Desci do trem e vi um cartaz com a foto da Salete menina ainda. Perguntei o que era, mas não fiquei convencido com a explicação. Se não me falha a memória, me hospedei na pensão Borges, por detrás da torre da igreja matriz – um dos poucos lugares da cidade de onde não era possível ver o balão preso na janela. Quando já estava pensando em levantar âncora e partir de novo – afinal, eu tinha três relatos incríveis de algumas figuras icônicas do lugar – tive um sonho estranho. Sonhei que estava caminhando em um jardim grande onde uma menina estava sentada quase debaixo de um bougainville. Ela era clara e com várias pintas pelo corpo, tinha os cabelos castanho-escuro, um olhar curioso. Ela lia. Não vi o que, exatamente, mas ouvi que declamava de si para si “Toda a realidade olha pra mim como um girassol com a cara dela no meio”. Aí, então, ela fechava o livro, me olhava nos olhos e ia subindo, subindo até desaparecer no céu.

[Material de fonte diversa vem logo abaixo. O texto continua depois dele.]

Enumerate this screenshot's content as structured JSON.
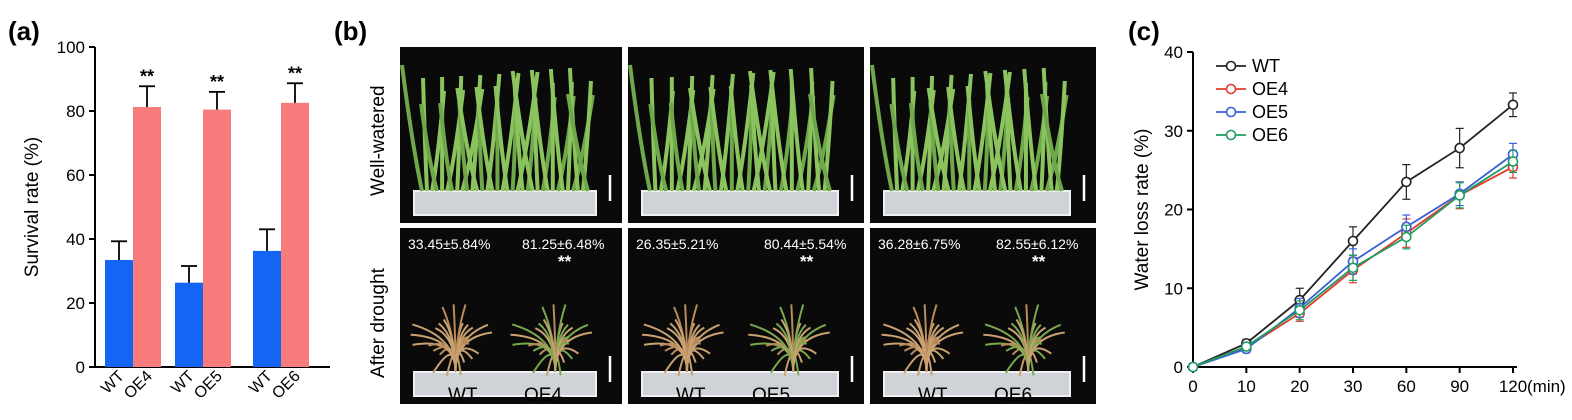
{
  "panel_a": {
    "label": "(a)",
    "chart_data": {
      "type": "bar",
      "title": "",
      "xlabel": "",
      "ylabel": "Survival rate (%)",
      "ylim": [
        0,
        100
      ],
      "yticks": [
        0,
        20,
        40,
        60,
        80,
        100
      ],
      "groups": [
        {
          "labels": [
            "WT",
            "OE4"
          ],
          "values": [
            33.45,
            81.25
          ],
          "errors": [
            5.84,
            6.48
          ],
          "sig": "**"
        },
        {
          "labels": [
            "WT",
            "OE5"
          ],
          "values": [
            26.35,
            80.44
          ],
          "errors": [
            5.21,
            5.54
          ],
          "sig": "**"
        },
        {
          "labels": [
            "WT",
            "OE6"
          ],
          "values": [
            36.28,
            82.55
          ],
          "errors": [
            6.75,
            6.12
          ],
          "sig": "**"
        }
      ],
      "colors": {
        "WT": "#1565f5",
        "OE": "#f77b7b"
      }
    }
  },
  "panel_b": {
    "label": "(b)",
    "row_labels": [
      "Well-watered",
      "After drought"
    ],
    "columns": [
      {
        "wt_label": "WT",
        "oe_label": "OE4",
        "wt_pct": "33.45±5.84%",
        "oe_pct": "81.25±6.48%",
        "sig": "**"
      },
      {
        "wt_label": "WT",
        "oe_label": "OE5",
        "wt_pct": "26.35±5.21%",
        "oe_pct": "80.44±5.54%",
        "sig": "**"
      },
      {
        "wt_label": "WT",
        "oe_label": "OE6",
        "wt_pct": "36.28±6.75%",
        "oe_pct": "82.55±6.12%",
        "sig": "**"
      }
    ]
  },
  "panel_c": {
    "label": "(c)",
    "chart_data": {
      "type": "line",
      "title": "",
      "xlabel": "(min)",
      "ylabel": "Water loss rate (%)",
      "x": [
        "0",
        "10",
        "20",
        "30",
        "60",
        "90",
        "120"
      ],
      "ylim": [
        0,
        40
      ],
      "yticks": [
        0,
        10,
        20,
        30,
        40
      ],
      "legend_position": "top-left",
      "series": [
        {
          "name": "WT",
          "color": "#222222",
          "values": [
            0,
            3.0,
            8.5,
            16.0,
            23.5,
            27.8,
            33.3
          ],
          "errors": [
            0.3,
            0.5,
            1.5,
            1.8,
            2.2,
            2.5,
            1.5
          ]
        },
        {
          "name": "OE4",
          "color": "#e23b2e",
          "values": [
            0,
            2.5,
            6.8,
            12.3,
            17.0,
            21.8,
            25.4
          ],
          "errors": [
            0.3,
            0.5,
            1.0,
            1.6,
            1.8,
            1.7,
            1.4
          ]
        },
        {
          "name": "OE5",
          "color": "#3a5fd6",
          "values": [
            0,
            2.3,
            7.5,
            13.4,
            17.8,
            22.0,
            27.0
          ],
          "errors": [
            0.3,
            0.5,
            1.2,
            1.6,
            1.5,
            1.5,
            1.4
          ]
        },
        {
          "name": "OE6",
          "color": "#1f9d63",
          "values": [
            0,
            2.6,
            7.2,
            12.6,
            16.5,
            21.8,
            26.1
          ],
          "errors": [
            0.3,
            0.5,
            1.2,
            1.6,
            1.5,
            1.6,
            1.4
          ]
        }
      ]
    }
  }
}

Acordei refletindo: A menina deveria estar leve de poesia! Fui, então, até a casa-museu onde alguns japoneses tiravam fotos com seus chapéus de turista e sua estética acumuladora de informações. Olhei pra cima, contra o sol, e vi que não era uma menina balão, virou mulher. Como era linda e como dançava na casa do vento! Seria a minha maior história. Gritei pra ela, mas nada aconteceu. Minto; na verdade, fui repreendido por guarda que fazia patrulha. Repreendido não pela situação de Salete, é preciso dizer, mas porque o barulho incomodava a vizinhança. Mesmo assim, tentei gritar e fiquei berrando até que o pai apareceu lá na janela e fez sinal. Subi.

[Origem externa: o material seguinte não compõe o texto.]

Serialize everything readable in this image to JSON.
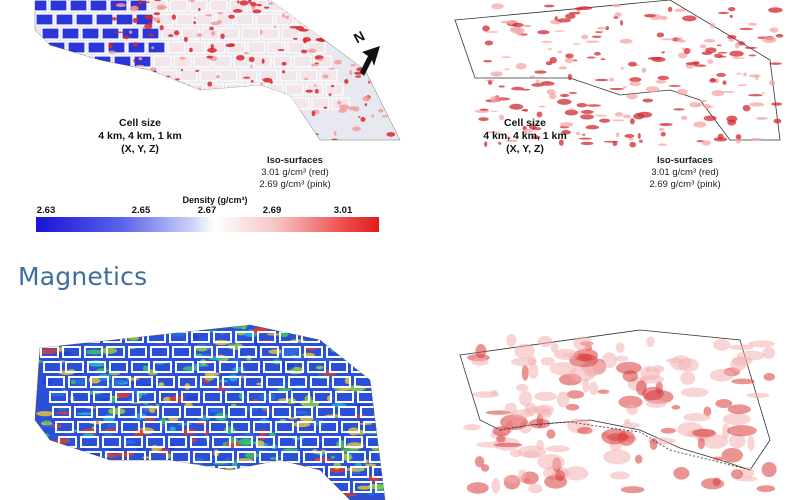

Me abriram a porta e me contaram tudo isso que contei sobre antes de minha chegada. Não sei se é verdade. Ouvi também que tinham medo do que aconteceria com ela quando morressem, que não tinham família além dos três, e que os pais andavam cada dia mais velhos e cansados. O tempo foi escorrendo por entre os dedos da gente, e era o momento de trazer a filha para casa. Debruçado na janela, aquele homem macilento enrolava a corda que prendia o tornozelo da mulher como se enrola uma mangueira de jardim. Colada no teto, diante de mim, estava uma bela adormecida. Vi a mãe carinhar seu rosto, cantar um música melancólica, desligar a luz  e desejar boa noite. Tudo aquilo foi hipnótico. Voltei todos os dias por uma semana, sempre por volta das 18 horas, quando a bandeira de cabelos castanhos era arriada.

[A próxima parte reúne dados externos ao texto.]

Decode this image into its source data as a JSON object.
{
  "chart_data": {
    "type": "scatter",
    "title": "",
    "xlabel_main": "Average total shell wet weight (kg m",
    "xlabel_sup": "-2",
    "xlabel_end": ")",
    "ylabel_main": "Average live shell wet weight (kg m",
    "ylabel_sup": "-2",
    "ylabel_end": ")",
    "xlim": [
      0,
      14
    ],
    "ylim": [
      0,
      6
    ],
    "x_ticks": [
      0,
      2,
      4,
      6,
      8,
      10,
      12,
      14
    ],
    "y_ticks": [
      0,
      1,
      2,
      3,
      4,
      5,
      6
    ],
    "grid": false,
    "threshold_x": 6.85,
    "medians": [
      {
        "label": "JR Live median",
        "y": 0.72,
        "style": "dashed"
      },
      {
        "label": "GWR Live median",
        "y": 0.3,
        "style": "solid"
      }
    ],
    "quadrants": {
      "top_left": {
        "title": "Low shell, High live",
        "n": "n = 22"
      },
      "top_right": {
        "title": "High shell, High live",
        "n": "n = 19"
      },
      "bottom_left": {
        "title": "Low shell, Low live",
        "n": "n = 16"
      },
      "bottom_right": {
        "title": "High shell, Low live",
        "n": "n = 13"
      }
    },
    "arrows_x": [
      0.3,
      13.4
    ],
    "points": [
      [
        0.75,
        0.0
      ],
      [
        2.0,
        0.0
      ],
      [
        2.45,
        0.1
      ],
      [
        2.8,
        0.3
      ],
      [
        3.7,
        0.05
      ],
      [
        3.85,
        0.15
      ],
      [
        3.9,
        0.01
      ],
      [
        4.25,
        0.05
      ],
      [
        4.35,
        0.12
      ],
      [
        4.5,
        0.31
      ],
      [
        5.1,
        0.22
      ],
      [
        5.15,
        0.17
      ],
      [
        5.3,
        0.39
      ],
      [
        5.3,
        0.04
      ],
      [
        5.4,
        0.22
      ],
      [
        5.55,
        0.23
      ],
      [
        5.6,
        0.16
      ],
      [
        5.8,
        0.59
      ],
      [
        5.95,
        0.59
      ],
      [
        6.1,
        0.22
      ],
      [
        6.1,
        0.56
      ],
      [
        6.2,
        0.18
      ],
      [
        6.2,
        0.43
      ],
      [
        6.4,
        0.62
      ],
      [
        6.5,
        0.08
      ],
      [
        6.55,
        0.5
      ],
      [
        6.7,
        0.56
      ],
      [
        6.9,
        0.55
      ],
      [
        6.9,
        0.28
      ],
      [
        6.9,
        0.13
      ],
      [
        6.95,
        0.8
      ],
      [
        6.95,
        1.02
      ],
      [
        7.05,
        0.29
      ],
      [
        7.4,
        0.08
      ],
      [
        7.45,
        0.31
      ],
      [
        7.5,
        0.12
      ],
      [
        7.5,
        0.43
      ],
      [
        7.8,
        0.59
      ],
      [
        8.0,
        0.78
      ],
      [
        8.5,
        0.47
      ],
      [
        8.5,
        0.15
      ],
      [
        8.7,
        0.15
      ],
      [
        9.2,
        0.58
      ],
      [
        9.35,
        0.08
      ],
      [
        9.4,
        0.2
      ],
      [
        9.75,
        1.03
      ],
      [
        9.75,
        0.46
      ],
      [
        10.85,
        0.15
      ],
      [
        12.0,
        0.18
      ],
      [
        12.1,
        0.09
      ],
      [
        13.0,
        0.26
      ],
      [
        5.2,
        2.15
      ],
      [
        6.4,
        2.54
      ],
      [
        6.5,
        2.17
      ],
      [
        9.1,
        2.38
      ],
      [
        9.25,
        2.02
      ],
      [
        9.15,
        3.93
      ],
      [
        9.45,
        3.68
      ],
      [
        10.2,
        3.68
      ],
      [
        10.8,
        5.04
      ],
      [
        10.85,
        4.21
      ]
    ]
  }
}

Na tarde de uma quinta-feira, ou sexta – eu não me lembro bem, só sei que foi depois da quaresma – eu resolvi ficar um pouco mais e me sentei na poltrona de linho vermelho no canto da sala para ler. Queria ler para ela. Na ocasião, eu me atracava sobre um García Márquez. Não teve efeito algum. Li depois um pouco de filosofia existencialista, saltei para Victor Hugo, Dumas, Shelley… Salete dormia e voava.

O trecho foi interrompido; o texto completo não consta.